International organisations, including Human Rights Watch and Amnesty International, have condemned Israel’s actions as likely violations of international humanitarian law. They have called for immediate cessation of hostilities, unfettered humanitarian access, and independent investigations into alleged war crimes.
Yet despite these warnings, the siege on Gaza remains unbroken. Aid convoys wait at the border crossings, often denied entry or subjected to arbitrary restrictions. The few trucks that do make it through tend to carry a fraction of what is needed. Basic goods are either unavailable or sold at exorbitant prices beyond the reach of ordinary families.

In one corner of the port, Mehran Subaih, a resident of Ezbet Beit Hanoun, oversees a makeshift camp of 80 tents sheltering nearly 90 families. His voice is heavy with resignation. ‘Here, if you have money, you can eat. If you don’t, you and your children go to sleep hungry’, he says. ‘Before the crossings closed, we could distribute some food parcels. Now we can’t do anything. We just collect family names, but it’s meaningless. All the organisations have apologised — they say they can’t offer anything. There’s no food, no aid left.’
According to UNRWA, the number of displaced people in Gaza now exceeds 1.7 million — more than 70 percent of the population. Many have been displaced multiple times, and entire neighborhoods have been leveled. The agency itself has warned that it is on the verge of collapse without immediate funding and political support.

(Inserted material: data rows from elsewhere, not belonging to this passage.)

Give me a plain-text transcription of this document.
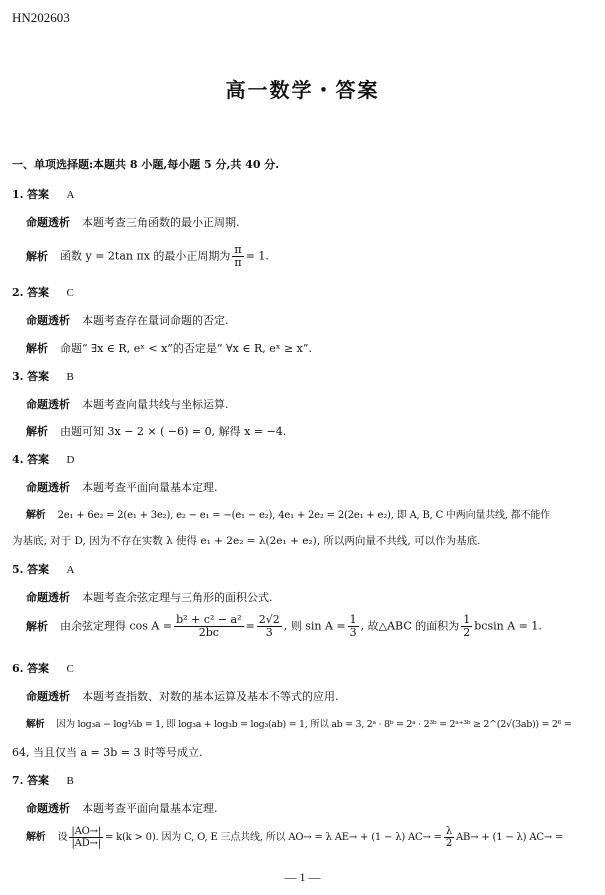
HN202603
高一数学・答案
一、单项选择题:本题共 8 小题,每小题 5 分,共 40 分.
1. 答案 A
命题透析 本题考查三角函数的最小正周期.
解析 函数 y = 2tan πx 的最小正周期为 $\frac{\pi}{\pi} = 1$.
2. 答案 C
命题透析 本题考查存在量词命题的否定.
解析 命题“ ∃x ∈ R, eˣ < x”的否定是“ ∀x ∈ R, eˣ ≥ x”.
3. 答案 B
命题透析 本题考查向量共线与坐标运算.
解析 由题可知 3x − 2 × ( −6) = 0, 解得 x = −4.
4. 答案 D
命题透析 本题考查平面向量基本定理.
解析 2e₁ + 6e₂ = 2(e₁ + 3e₂), e₂ − e₁ = −(e₁ − e₂), 4e₁ + 2e₂ = 2(2e₁ + e₂), 即 A, B, C 中两向量共线, 都不能作
为基底, 对于 D, 因为不存在实数 λ 使得 e₁ + 2e₂ = λ(2e₁ + e₂), 所以两向量不共线, 可以作为基底.
5. 答案 A
命题透析 本题考查余弦定理与三角形的面积公式.
解析 由余弦定理得 $\cos A = \frac{\text{b² + c² − a²}}{2bc} = \frac{2√2}{3}$ , 则 $\sin A = \frac{1}{3}$ , 故△ABC 的面积为 $\frac{1}{2}$ bcsin A = 1.
6. 答案 C
命题透析 本题考查指数、对数的基本运算及基本不等式的应用.
解析 因为 log₃a − log⅓b = 1, 即 log₃a + log₃b = log₃(ab) = 1, 所以 ab = 3, 2ᵃ · 8ᵇ = 2ᵃ · 2³ᵇ = 2ᵃ⁺³ᵇ ≥ 2^(2√(3ab)) = 2⁶ =
64, 当且仅当 a = 3b = 3 时等号成立.
7. 答案 B
命题透析 本题考查平面向量基本定理.
解析 设 $\frac{|AO\to|}{|AD\to|} = k(k > 0)$. 因为 C, O, E 三点共线, 所以 AO→ = λ AE→ + (1 − λ) $AC\to = \frac{\lambda}{2} AB\to + (1 - \lambda) AC\to$ =
— 1 —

The collapse is not only material but psychological. Parents speak of their children losing weight, becoming withdrawn, or falling ill without access to medicine. Teachers describe students who once excelled in class now sitting silently, traumatised by what they’ve seen. Aid workers report that suicide attempts among the young have risen, as despair grows.
As night falls, a suffocating darkness blankets the port. There are no lights, no generators, no sounds except the howl of the wind tearing through the plastic covers. Children sleep on the sand — barefoot and hungry. Fathers sit in silence, lost in thoughts of the unknown. And still, the question lingers in every corner of Gaza’s battered shoreline: How long will the world stay silent? How many children must go hungry before the siege breaks? How many tents must rise on the sand before someone says: Enough?